Blending humour with heartbreak, Penned Up explores the transformative power of storytelling and the unexpected connections forged through creativity. With a cast of eight and a bold creative team, the show promises a unique theatrical experience.
Penned Up opened at Theatre Royal Bury St Edmunds and is touring nationwide. For tickets and full tour dates, visit thehalcompany.org.
You’ve written Penned Up, which is touring. What can you tell us about the show?
In Penned Up, you join a group of prisoners who have opted to take a playwriting course led by teacher Dorota and supervised by a guard, Mike. The play follows them over the 10 weeks from joining and not really knowing what it’s about, to them eventually writing their plays.
Over the course of the play, you get to know the prisoners—why they’re there, who they really are—and you see their (and the guard’s) growth and change. It’s funny and touching (reviews have said “laugh out loud funny and poignant”) as you get to know the guys.
Penned Up is inspired by your 17 years of teaching playwriting in prisons. How did those experiences influence the story?
It’s the whole framework of the story. In my experience, as the men begin to trust you, they reveal more and more about their lives and their pasts.
During those 17 years, I’ve been struck by the humanity and diversity of the men I teach, contrary to the images we often get in film and TV dramas. I’ve been moved by their backgrounds that have led them to commit their crimes, and I wanted to share my experience with people who haven’t had that experience.
The play is described as “Porridge meets Brassed Off.” How did you balance humour with the more serious themes?
The humour is a true reflection of the men that I meet. Guards have come into my classes asking us to keep the laughter down as it’s annoying the other classes in education.
One guard came in and said, “Can you keep the noise down, it’s pissing the brick layers right off!” (That’s in the play.) The humour runs throughout the play, but as the men reveal more about themselves and their backgrounds, the serious themes emerge.

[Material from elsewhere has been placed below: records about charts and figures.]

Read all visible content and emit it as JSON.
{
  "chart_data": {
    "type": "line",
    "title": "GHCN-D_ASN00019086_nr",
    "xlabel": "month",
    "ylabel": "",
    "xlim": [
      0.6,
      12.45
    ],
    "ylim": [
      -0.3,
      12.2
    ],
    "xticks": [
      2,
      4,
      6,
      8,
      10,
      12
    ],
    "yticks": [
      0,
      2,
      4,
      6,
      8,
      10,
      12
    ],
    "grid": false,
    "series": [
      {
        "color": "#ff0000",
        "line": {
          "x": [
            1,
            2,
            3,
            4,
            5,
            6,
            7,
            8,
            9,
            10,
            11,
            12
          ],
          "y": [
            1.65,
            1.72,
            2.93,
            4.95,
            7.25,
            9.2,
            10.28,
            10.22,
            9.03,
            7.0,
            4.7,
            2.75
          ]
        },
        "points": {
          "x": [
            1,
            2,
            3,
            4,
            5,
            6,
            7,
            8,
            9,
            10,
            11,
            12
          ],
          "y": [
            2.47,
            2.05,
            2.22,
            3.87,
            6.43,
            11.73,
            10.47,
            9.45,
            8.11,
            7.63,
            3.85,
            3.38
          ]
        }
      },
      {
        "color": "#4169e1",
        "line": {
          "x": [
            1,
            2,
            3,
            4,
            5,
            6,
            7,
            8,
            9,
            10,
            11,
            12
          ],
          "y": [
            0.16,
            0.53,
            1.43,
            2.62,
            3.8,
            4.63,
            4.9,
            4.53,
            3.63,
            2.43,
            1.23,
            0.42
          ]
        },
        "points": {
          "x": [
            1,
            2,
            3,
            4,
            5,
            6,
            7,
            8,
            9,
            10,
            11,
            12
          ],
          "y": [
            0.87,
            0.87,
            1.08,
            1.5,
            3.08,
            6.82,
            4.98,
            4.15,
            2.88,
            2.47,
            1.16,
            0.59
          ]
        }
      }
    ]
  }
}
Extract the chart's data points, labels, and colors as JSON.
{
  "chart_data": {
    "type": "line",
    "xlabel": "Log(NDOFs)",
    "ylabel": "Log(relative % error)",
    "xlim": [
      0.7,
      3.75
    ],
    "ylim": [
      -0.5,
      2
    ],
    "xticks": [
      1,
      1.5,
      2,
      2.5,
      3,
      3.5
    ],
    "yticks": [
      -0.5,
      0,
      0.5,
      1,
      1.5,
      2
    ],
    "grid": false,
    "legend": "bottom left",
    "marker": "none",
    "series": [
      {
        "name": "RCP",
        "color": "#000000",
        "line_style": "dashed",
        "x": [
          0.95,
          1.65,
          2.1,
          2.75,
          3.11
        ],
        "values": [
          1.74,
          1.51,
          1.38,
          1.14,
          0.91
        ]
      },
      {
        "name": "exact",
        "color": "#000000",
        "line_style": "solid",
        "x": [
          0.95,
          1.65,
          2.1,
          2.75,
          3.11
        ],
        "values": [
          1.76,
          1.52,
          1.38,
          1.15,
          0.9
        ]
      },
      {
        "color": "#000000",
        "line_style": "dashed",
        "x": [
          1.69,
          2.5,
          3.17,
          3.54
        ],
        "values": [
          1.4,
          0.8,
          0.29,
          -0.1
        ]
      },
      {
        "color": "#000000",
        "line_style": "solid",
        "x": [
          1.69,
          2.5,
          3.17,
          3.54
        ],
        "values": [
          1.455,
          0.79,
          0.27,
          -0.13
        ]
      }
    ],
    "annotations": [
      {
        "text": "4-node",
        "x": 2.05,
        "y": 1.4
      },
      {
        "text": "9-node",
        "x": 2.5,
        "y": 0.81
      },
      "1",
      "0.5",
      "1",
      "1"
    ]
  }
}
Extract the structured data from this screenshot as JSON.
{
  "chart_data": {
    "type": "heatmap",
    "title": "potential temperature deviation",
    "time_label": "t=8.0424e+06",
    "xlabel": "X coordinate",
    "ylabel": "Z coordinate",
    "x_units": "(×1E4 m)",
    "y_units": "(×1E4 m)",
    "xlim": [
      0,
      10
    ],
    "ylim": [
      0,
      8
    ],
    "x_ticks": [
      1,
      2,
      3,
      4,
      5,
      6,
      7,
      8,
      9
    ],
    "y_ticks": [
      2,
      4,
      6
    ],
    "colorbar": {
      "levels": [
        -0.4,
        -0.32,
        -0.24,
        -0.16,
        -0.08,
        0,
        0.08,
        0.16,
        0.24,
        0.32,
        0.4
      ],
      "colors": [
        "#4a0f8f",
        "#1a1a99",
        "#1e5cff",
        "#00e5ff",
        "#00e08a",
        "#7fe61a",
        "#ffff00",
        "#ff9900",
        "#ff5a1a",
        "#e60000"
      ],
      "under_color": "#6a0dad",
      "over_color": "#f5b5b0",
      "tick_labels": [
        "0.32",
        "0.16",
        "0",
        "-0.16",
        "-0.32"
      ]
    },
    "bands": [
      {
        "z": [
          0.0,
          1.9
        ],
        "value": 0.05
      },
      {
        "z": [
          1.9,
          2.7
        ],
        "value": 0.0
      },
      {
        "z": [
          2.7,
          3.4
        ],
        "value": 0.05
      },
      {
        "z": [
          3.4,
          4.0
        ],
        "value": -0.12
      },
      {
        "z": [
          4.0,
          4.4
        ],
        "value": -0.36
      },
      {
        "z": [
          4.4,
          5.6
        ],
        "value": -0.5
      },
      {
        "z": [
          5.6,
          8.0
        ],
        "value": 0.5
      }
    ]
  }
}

What was it like directing your own script, especially one rooted in real-life voices and experiences?
Directing it has been a total joy, and I’m embarrassed to say that sometimes I’ve been moved by the work as I recall the true incidents it relates to.
When I direct my own writing, I put my “director’s hat on” and cut the stuff that doesn’t work. It’s an ongoing joke in the company when I cut and change, or the actors cut and change, that the writer won’t like it—but let’s do it anyway!
The play explores creativity within confinement. What do you hope audiences take away from that message?
How extraordinarily effective it is. How it increases the prisoners’ confidence and self-expression. How it helps to give them skills and tools for the future and also to aid change and non-reoffending.
One prisoner said, “I learned to express myself with words not violence.”
What would you say to anyone thinking of booking to see Penned Up?
As we’ve already started our tour, I can say with confidence it’s an entertaining and moving night at the theatre. We’ve had many good reviews and the actors are fantastic.
Come and see a different take on prisons and prisoners—not violence and aggression, but thoughtfulness and a desire to change and grow.